To be more specific, the expansion of $e^{i k \pi \frac{\mathrm{cos}(\omega t)}{1+\mathrm{cos}(\omega t) + \mathrm{cos}(2 \omega t)}}$ and $e^{i k \pi \frac{1}{1+\mathrm{cos}(\omega t) + \mathrm{cos}(2 \omega t)}}$ is what I need.
Thank you!
This is a particular case of complex Fourier series expansion.

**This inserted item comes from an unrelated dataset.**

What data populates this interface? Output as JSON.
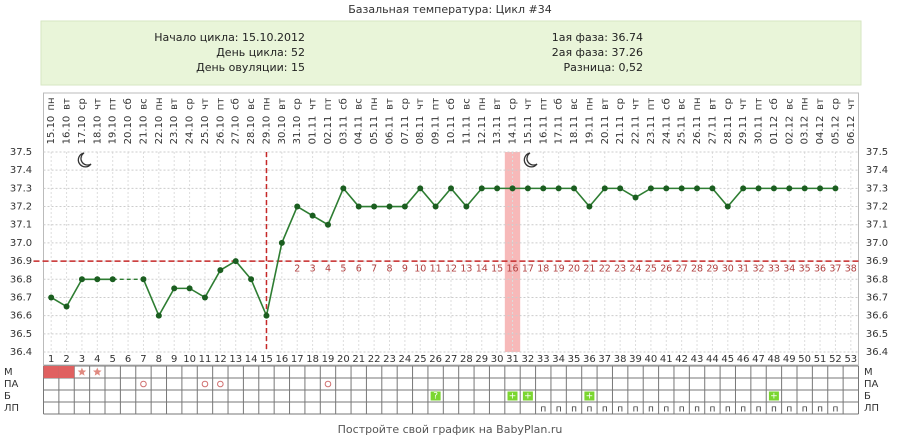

You can expand any periodic function that way, the formulas for coefficients are well known:
$$f(\theta) = \sum_{n=-\infty}^\infty A_n e^{i n \theta}$$
$$A_n= \frac{1}{2\pi} \int_{-\pi}^\pi f(\theta) e^{- i n \theta} d \theta$$
Here we assume $f(\theta+2 \pi)=f (\theta)$, since this is the case in the OP.
We can take $\theta=\omega t$ in the expression above, so we have:
$$A_n= \frac{1}{2\pi} \int_{-\pi}^\pi \exp \left( \frac{ik}{1+ \cos \theta+ \cos 2 \theta}- i n \theta \right) d \theta$$
Which I don't think has a simple explicit form.